In figure 1F, a western blot is used to depict the concentration of specific proteins in the control group and in those treated with the different medications. The darker and larger the bands, the higher the concentration of that protein. If the bands darken and grow larger from right to left, then the medication is dose-dependent. When looking at this chart, A51 is shown to have a loss in phosphorylated serine 45 on B-Catenin when Ck-1a is present. This increases B-Catenin stability, which will ultimately inhibit transcription and decrease proliferation.
In figure 4D, A51 is shown to have the greatest binding capability to CDK 7 and CDK 9. In figure 4E, drugs A51 and A86 are shown to inhibit both CDK 7 and CDK 9, which will then inhibit transcription and decrease proliferation. In figure 2C, A51 increased concentration in the proteins p53, Gamma-H2Ax, and Caspase 3. These proteins are crucial in the process of apoptosis, and would be essential in killing AML cells. This is shown further in figure 2A, where the presence of Annexin V (used to detect apoptosis since it flips to the outside of the cell) is compared between the different medications used. A51 and A86 were shown to have caused the most apoptosis.

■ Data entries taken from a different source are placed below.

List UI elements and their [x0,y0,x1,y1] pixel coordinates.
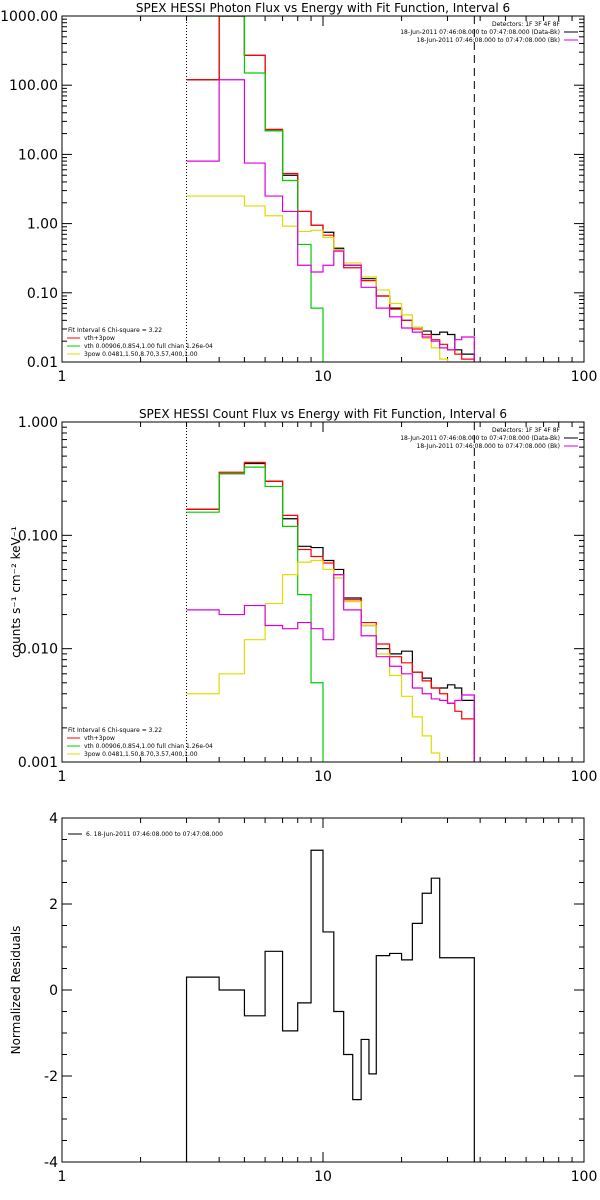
x-tick-label: 10 [314,369,332,385]
plot-frame [61,15,585,363]
panel-count: SPEX HESSI Count Flux vs Energy with Fit… [9,407,597,785]
legend-entry: vth+3pow [84,735,115,742]
legend-entry: 3pow 0.0481,1.50,8.70,3.57,400,1.00 [84,751,198,758]
legend-entry: 3pow 0.0481,1.50,8.70,3.57,400,1.00 [84,351,198,358]
y-tick-label: 0.01 [27,355,58,371]
y-axis-label: counts s⁻¹ cm⁻² keV⁻¹ [9,526,23,658]
legend-entry: 6. 18-Jun-2011 07:46:08.000 to 07:47:08.… [86,831,223,838]
series-1-step-line [186,16,475,362]
legend-bottomleft: Fit Interval 6 Chi-square = 3.22vth+3pow… [67,727,213,758]
y-axis-label: Normalized Residuals [9,926,23,1055]
series-0-step-line [186,16,475,362]
y-tick-label: -2 [44,1069,58,1085]
chart-title: SPEX HESSI Count Flux vs Energy with Fit… [139,407,507,421]
legend-entry: Fit Interval 6 Chi-square = 3.22 [68,327,162,334]
y-tick-label: 4 [49,811,58,827]
legend-entry: vth 0.00906,0.854,1.00 full chian 1.26e-… [84,343,213,350]
y-tick-label: 1000.00 [0,9,58,25]
x-tick-label: 1 [58,369,67,385]
y-tick-label: 0.10 [27,286,58,302]
y-tick-label: 10.00 [18,147,58,163]
series-2-step-line [186,16,324,362]
chart-title: SPEX HESSI Photon Flux vs Energy with Fi… [136,1,510,15]
legend-entry: Detectors: 1F 3F 4F 8F [492,427,561,434]
series-group [185,849,475,1162]
legend-entry: vth+3pow [84,335,115,342]
x-tick-label: 100 [571,769,598,785]
legend-entry: 18-Jun-2011 07:46:08.000 to 07:47:08.000… [400,435,560,442]
x-tick-label: 10 [314,1169,332,1185]
series-0-step-line [186,462,475,762]
x-tick-label: 100 [571,1169,598,1185]
panel-residuals: Normalized Residuals 1 10 100 -4 -2 0 2 4 6. 18-J… [9,811,597,1185]
series-group [186,16,475,362]
legend-topleft: 6. 18-Jun-2011 07:46:08.000 to 07:47:08.… [68,831,223,838]
y-tick-label: 0 [49,983,58,999]
legend-entry: Fit Interval 6 Chi-square = 3.22 [68,727,162,734]
series-2-step-line [186,466,324,762]
y-tick-label: 1.000 [18,415,58,431]
y-tick-label: 100.00 [9,78,58,94]
x-tick-label: 100 [571,369,598,385]
y-tick-label: 2 [49,897,58,913]
x-tick-label: 10 [314,769,332,785]
series-3-step-line [186,559,475,762]
plot-frame [61,817,585,1163]
legend-entry: 18-Jun-2011 07:46:08.000 to 07:47:08.000… [400,29,560,36]
y-tick-label: -4 [44,1155,58,1171]
panel-photon: SPEX HESSI Photon Flux vs Energy with Fi… [0,1,597,385]
x-tick-label: 1 [58,1169,67,1185]
legend-entry: 18-Jun-2011 07:46:08.000 to 07:47:08.000… [417,37,560,44]
series-4-step-line [186,574,475,762]
y-tick-label: 1.00 [27,217,58,233]
y-tick-label: 0.010 [18,642,58,658]
plot-frame [61,421,585,763]
legend-entry: 18-Jun-2011 07:46:08.000 to 07:47:08.000… [417,443,560,450]
y-tick-label: 0.001 [18,755,58,771]
y-tick-label: 0.100 [18,528,58,544]
series-group [186,461,475,762]
series-0-step-line [185,849,475,1162]
x-tick-label: 1 [58,769,67,785]
series-1-step-line [186,461,475,762]
series-4-step-line [186,79,475,362]
legend-entry: vth 0.00906,0.854,1.00 full chian 1.26e-… [84,743,213,750]
legend-entry: Detectors: 1F 3F 4F 8F [492,21,561,28]
legend-bottomleft: Fit Interval 6 Chi-square = 3.22vth+3pow… [67,327,213,358]
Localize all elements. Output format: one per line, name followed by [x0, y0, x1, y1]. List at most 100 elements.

A51 also showed great improvement in mice lifespan and survival rate, as well as the histology of treated mice. In figure 3D, the lifespan between the control mice and the treated mice were compared. While all control mice died, half of the treated mice survived. In figure 2D, the abnormal appearance of the enlarged spleen and pale bone marrow in the afflicted mice were drastically different from the mice treated with A51. The bone marrow darkened and appeared healthier, while the spleen decreased in size. In figure 2F, dramatic improvement in the appearance of tissue samples from the bone marrow, spleen, liver, and a blood smear were witnessed sixteen hours post administration of A51.
In conclusion, the results from the experiment supports the goals of the research group. Through the administration of A51, apoptosis was activated by targeting proteins that are vital to the detection of damaged DNA, cell cycle regulation, and transcription inhibition. From analyzing the figures and information within the article, I believe that there is potential for this medication. I can not say that they could cure AML, as there is no way to “cure” any form of cancer. Some mice that were treated with the medication died regardless of receiving treatment or not. Nonetheless, this is a huge step forward for AML treatment, and I believe that human testing could be carried out based on the results from this article.